The U.S. Department of Homeland Security defines an active shooter as a person attempting to kill people with no pattern or method to his selection of victims.

Emergency calls to law enforcement here were broadcast on police radios as an active shooter situation, as Devin P. Kelley, 26, began shooting outside the First Baptist Church and then entered, methodically shooting congregants in the house of worship.

Kelley then was engaged in a shootout with a Sutherland Springs resident armed with a semi-automatic rifle. Kelley dropped his weapon after he was shot by the good Samaritan and fled as two residents gave chase in a high-speed pursuit. Kelley was later found dead of an apparently self-inflicted gunshot wound.

His death ended the violent ordeal, which left 26 dead and shattered this small South Texas community. It was an event that local residents said they were not prepared for, or even thought was possible.

Las Vegas massacre

The church shooting occurred barely a month after a lone gunman with 23 rifles — 12 equipped to make those guns mimic fully automatic weapons — used his Mandalay Bay suite perch above to fire into a crowd of concertgoers on the Strip, killing 58 people and wounding more than 500.

The victims were outdoors, enjoying the Route 91 Harvest country western festival, when bullets rained down, causing confusion, fear and death.

Because of the increase in these horrific massacres, Combs said everyone needs to prepare themselves for the eventuality that he or she may be involved in one at some point.

Sutherland Springs and Las Vegas have nothing in common geographically or demographically. One’s a small, rural unincorporated town, and the other is an urban destination point for international tourism.

The apparent randomness of other recent mass shootings highlights the difficulty in preparing for an indiscriminate attack.

In 2016, a gunman opened fire on a nightclub in Orlando, Florida, killing 49 people in what was then the deadliest mass shooting in modern U.S. history. The 2012 Newtown, Connecticut, shooting took place in an elementary school, and the 2012 theater shooting in Aurora, Colorado, happened when a madman opened fire during a midnight screening.

The 2007 Virginia Tech massacre took place on a college campus, where 32 people died in several locations.

“I think everybody, no matter where you are, needs to think about this,” Combs said. “If you’re in a school, if you go to college, if you’re at the movies, we should all be thinking about ‘What are we going to do if a crisis breaks out right here?’”

Marathon security precautions

Las Vegas will have increased police security Sunday for the Rock ’n’ Roll Marathon on the Strip.

Metropolitan Police Department Capt. Andy Walsh said the extra security is in light of the Oct. 1 shooting, as well as the truck attack on pedestrians in New York on Oct. 31. The number of police assigned to the event is up to 350 officers, with helicopter surveillance and tactical shooters.
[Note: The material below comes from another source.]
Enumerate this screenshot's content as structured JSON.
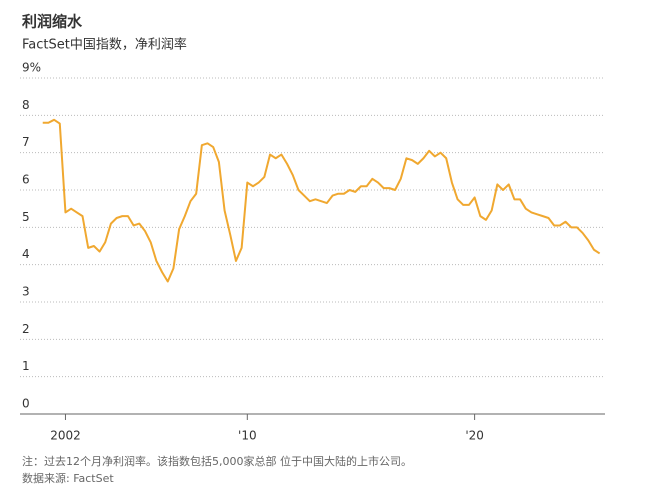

Other security measures have been in place in Las Vegas, which is experienced at staging large-scale events.

Keith Tolhurst, a retired FBI special special agent in Phoenix, said that, in addition to preparation, public awareness is needed. People need to understand “we don’t live in Kansas anymore.”

“A free society is vulnerable. A prepared society knows the vulnerabilities and hopes for the best but prepares for the worst,” said Tolhurst, a consultant and expert on violent crime, snipers and special weapons and tactics.

Of all the recent mass shootings, the Las Vegas massacre stood out to Tolhurst because the gunman used a 32nd-floor sniper’s nest to kill his victims at long range. He was not up close with his victims.

The gunman died of an apparently self-inflicted gunshot wound.

Tolhurst was part of the FBI tactical team that was called in after Rep. Gabrielle Giffords, D-Ariz., was shot in the head on Jan. 8, 2011, in a grocery store parking lot while meeting with constituents near Tucson.

Giffords recovered from the head wound, but six others were killed, including a federal judge, in the mass shooting. That gunman is serving a life sentence in prison.

In addition to public awareness, events and organizations need to establish a crisis plan.

Once organizations or events establish a crisis plan, they can determine what physical security needs improvement, Tolhurst said, “and fix what you can, then train your people.”